## Summary and Analysis of Extension Program Evaluation in R

Salvatore S. Mangiafico

# Introduction to Tests for Nominal Variables

The tests for nominal variables presented in this book are commonly used.  They might be used to determine if there is an association between two nominal variables (“association tests”), or if counts of observations for a nominal variable match a theoretical set of proportions for that variable (“goodness-of-fit tests”).

Tests of symmetry, or marginal homogeneity, can determine if frequencies for one nominal variable are greater than that for another, or if there was a change in frequencies from sampling at one time to another.  These are described here as “tests for paired nominal data.”

For tests of association, a measure of association, or effect size, should be reported.

When contingency tables include one or more ordinal variables, different tests of association are called for. (See Association Tests for Ordinal Tables).  Effect sizes are specific for these situations (See Measures of Association for Ordinal Tables).

As a more advanced approach, models can be specified with nominal dependent variables.  A common type of model with a nominal dependent variable is logistic regression.

### Descriptive statistics and plots for nominal data

Descriptive statistics for nominal data are discussed in the “Descriptive statistics for nominal data” section in the Descriptive Statistics chapter.

Descriptive plots for nominal data are discussed in the “Examples of basic plots for nominal data” section in the Basic Plots chapter.

### Contingency tables and matrices

Nominal data are often arranged in a contingency table of counts of observations for each cell of the table.

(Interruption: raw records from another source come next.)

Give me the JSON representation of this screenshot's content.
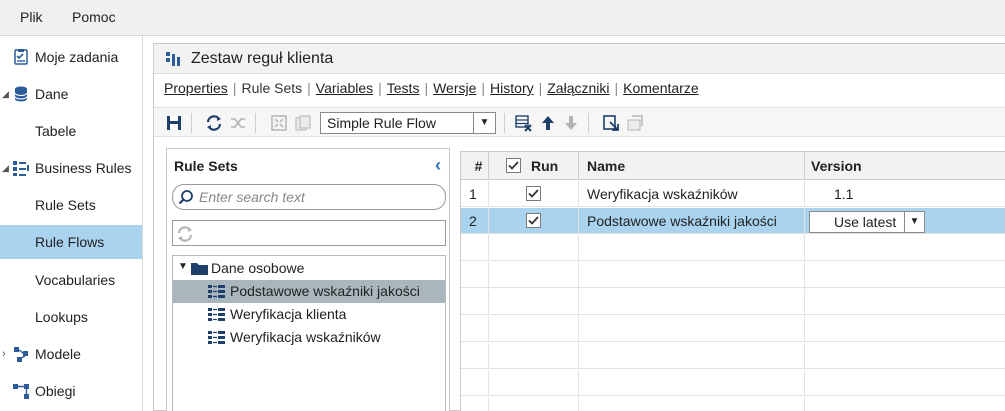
{
  "menubar": {
    "file": "Plik",
    "help": "Pomoc"
  },
  "sidebar": {
    "items": [
      {
        "label": "Moje zadania",
        "icon": "tasks-icon"
      },
      {
        "label": "Dane",
        "icon": "database-icon",
        "expanded": true
      },
      {
        "label": "Tabele"
      },
      {
        "label": "Business Rules",
        "icon": "business-rules-icon",
        "expanded": true
      },
      {
        "label": "Rule Sets"
      },
      {
        "label": "Rule Flows",
        "selected": true
      },
      {
        "label": "Vocabularies"
      },
      {
        "label": "Lookups"
      },
      {
        "label": "Modele",
        "icon": "models-icon",
        "expanded": false
      },
      {
        "label": "Obiegi",
        "icon": "workflow-icon"
      }
    ]
  },
  "main": {
    "title": "Zestaw reguł klienta",
    "tabs": [
      "Properties",
      "Rule Sets",
      "Variables",
      "Tests",
      "Wersje",
      "History",
      "Załączniki",
      "Komentarze"
    ],
    "active_tab": "Rule Sets",
    "toolbar": {
      "flow_type": "Simple Rule Flow"
    }
  },
  "rule_sets_panel": {
    "title": "Rule Sets",
    "search_placeholder": "Enter search text",
    "tree": {
      "folder": "Dane osobowe",
      "items": [
        "Podstawowe wskaźniki jakości",
        "Weryfikacja klienta",
        "Weryfikacja wskaźników"
      ],
      "selected": "Podstawowe wskaźniki jakości"
    }
  },
  "grid": {
    "columns": {
      "num": "#",
      "run": "Run",
      "name": "Name",
      "version": "Version"
    },
    "rows": [
      {
        "num": "1",
        "run": true,
        "name": "Weryfikacja wskaźników",
        "version": "1.1"
      },
      {
        "num": "2",
        "run": true,
        "name": "Podstawowe wskaźniki jakości",
        "version": "Use latest",
        "selected": true
      }
    ]
  },
  "colors": {
    "selection": "#a9d3ef",
    "tree_selection": "#aab6bd",
    "accent": "#2a6ebb"
  }
}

For example, if there were 6 males and 4 females reading Sappho, 3 males and 4 females reading Stephen Crane, and 2 males and 5 females reading Judith Viorst, the data could be arranged as:

Sex
Male    Female
Poet
Sappho   6       4
Crane    3       4
Viorst   2       5

This data can be read into R in the following manner as a matrix.

Input =("
Poet     Male    Female
Sappho   6       4
Crane    3       4
Viorst   2       5
")

row.names=1))

Matrix

Male Female
Sappho    6      4
Crane     3      4
Viorst    2      5

It is helpful to look at totals for columns and rows.

colSums(Matrix)

Male Female
11     13

rowSums(Matrix)

Sappho  Crane Viorst
10      7      7

#### Bar plots

Simple bar charts and mosaic plots are also helpful.

barplot(Matrix,
beside = TRUE,
legend = TRUE,
ylim = c(0, 8),   ### y-axis: used to prevent legend overlapping bars
cex.names = 0.8,  ### Text size for bars
cex.axis = 0.8,   ### Text size for axis
args.legend = list(x   = "topright",   ### Legend location
cex = 0.8,          ### Legend text size
bty = "n"))         ### Remove legend box

Matrix.t = t(Matrix)      ### Transpose Matrix for the next plot

barplot(Matrix.t,
beside = TRUE,
legend = TRUE,
ylim = c(0, 8),   ### y-axis: used to prevent legend overlapping bars
cex.names = 0.8,  ### Text size for bars
cex.axis = 0.8,   ### Text size for axis
args.legend = list(x   = "topright",   ### Legend location
cex = 0.8,          ### Legend text size
bty = "n"))         ### Remove legend box

#### Mosaic plots

Mosaic plots are very useful for visualizing the association between two nominal variables, but can be somewhat tricky to interpret for those unfamiliar with them.  Note that the column width is determined by the number of observation in that category.  In this case, the Sappho column is wider because more students are reading Sappho than the other two poets.  Note, too, that the number of observations in each cell is determined by the area of the cell, not its height.  In this case, the Sappho–Female cell and the Crane–Female cell have the same count (4), and so the same area.  The Crane–Female cell is taller than the Sappho–Female because it is a higher proportion of observations for that author (4 out of 7 Crane readers compared with 4 out of 10 Sappho readers).

mosaicplot(Matrix,
color=TRUE,
cex.axis=0.8)

### Working with proportions

It is often useful to look at proportions of counts within nominal tables.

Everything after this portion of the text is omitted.